I have found that splitting your time 50/50 works best. Say, for instance, you are going to bed at ten and getting up at six. That’s a good eight hours of shut-eye. Split that time with your spouse. What can be more equitable than that? You deal with any baby issues 10-2. And let your spouse deal with whatever comes up 2-6. In my experience, however, this plan never works in an equitable way. To my advantage, my wife jumps at every murmur and I can sleep through a tornado. Fine by me.
3. Nap anywhere you can.
You are in survival mode. Nodding your head at breakfast—do it. Napping in the conference room 5 minutes before a meeting—this room is reserved, kind sir. Passing out it your car during your lunch hour—just remember to set your alarm. Sleeping at a party—no problem. Shame? What is that?
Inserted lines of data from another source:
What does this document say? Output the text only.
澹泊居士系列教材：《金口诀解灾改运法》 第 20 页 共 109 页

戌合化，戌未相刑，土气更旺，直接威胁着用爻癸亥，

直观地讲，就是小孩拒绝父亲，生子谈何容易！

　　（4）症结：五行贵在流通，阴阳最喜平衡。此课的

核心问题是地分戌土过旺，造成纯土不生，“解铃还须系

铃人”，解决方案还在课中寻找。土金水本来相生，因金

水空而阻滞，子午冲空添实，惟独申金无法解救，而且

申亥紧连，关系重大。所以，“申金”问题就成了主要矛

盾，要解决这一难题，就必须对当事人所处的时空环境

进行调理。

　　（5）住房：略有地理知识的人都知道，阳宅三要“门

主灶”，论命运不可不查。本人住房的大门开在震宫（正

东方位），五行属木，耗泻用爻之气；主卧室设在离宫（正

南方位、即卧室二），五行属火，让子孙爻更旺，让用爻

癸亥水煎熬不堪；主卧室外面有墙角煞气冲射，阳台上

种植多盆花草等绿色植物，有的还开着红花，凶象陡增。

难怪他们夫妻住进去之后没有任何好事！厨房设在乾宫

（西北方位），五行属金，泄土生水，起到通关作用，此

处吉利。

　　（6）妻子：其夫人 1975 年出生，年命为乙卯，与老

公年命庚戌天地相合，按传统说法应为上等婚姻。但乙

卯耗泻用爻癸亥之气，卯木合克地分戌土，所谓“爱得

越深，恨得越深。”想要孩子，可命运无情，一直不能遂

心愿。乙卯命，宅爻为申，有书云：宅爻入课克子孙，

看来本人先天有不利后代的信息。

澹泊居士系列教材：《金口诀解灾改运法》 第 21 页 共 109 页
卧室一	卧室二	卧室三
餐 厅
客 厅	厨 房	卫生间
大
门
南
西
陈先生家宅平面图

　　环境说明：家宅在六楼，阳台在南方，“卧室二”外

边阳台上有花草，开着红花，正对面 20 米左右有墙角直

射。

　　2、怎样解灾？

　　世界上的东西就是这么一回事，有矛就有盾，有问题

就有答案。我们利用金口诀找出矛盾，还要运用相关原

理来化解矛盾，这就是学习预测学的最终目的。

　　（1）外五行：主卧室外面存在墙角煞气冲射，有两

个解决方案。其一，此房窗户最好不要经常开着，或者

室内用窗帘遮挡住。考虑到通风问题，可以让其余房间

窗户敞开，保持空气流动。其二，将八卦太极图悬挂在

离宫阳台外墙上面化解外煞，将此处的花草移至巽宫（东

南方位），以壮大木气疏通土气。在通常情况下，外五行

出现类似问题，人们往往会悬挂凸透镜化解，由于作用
4. Caffeine is your friend.
My plan after a restless night is this: At 7:00 AM, I start with half a pot of coffee (brewed while still asleep, of course), followed up with 20 ounces of water. I switch to drinking Coke at about 10:00 – 11:00 AM and chase that with another bottle of water. Finally, I brew a large cup of green tea around 2:00 PM and hope you make it to 8:00 when I (attempt to) pour everybody in bed in less than 60 seconds. Sometimes my wife pours me.
5. Work out during the day.
At this point you are so grumpy and caffeine soaked, hitting the gym is worth a try. Plus, endorphins make you happy. Be careful though. You are sleep-deprived, jacked up on caffeine, and pushing your physical limits. For heaven’s sake, don’t have a stroke or heart attack.
6. Shots.
B-12 shots. Not alcohol. You are trying to stay awake, not pass out—don’t be ridiculous. I hear intravenous vitamin therapy is a thing now, too; maybe I’ll try that. Or what about those spas where you can get cryogenically frozen for three minutes?
7. Talk about it.
You made promises to your spouse. You love your spouse. They are your best friend. So talk through your pain together. Encourage each other. You are on the same team fighting the common enemy of sleep deprivation. Just make sure they agree to be quiet when it’s their turn to get up.
8. Shut it.
Finally, be quiet about it to everyone else. You can complain to your spouse—and maybe your mom—but nobody else wants to hear it. Other people have also had children; you are not the first. And yes, your problem is sleep—but other people have problems, too. Your “but I’m so tired” issue pales in comparison to the loss of a family member or friend, marital issues, losing a job, flunking out of school, etc. Try a little empathy and grow up.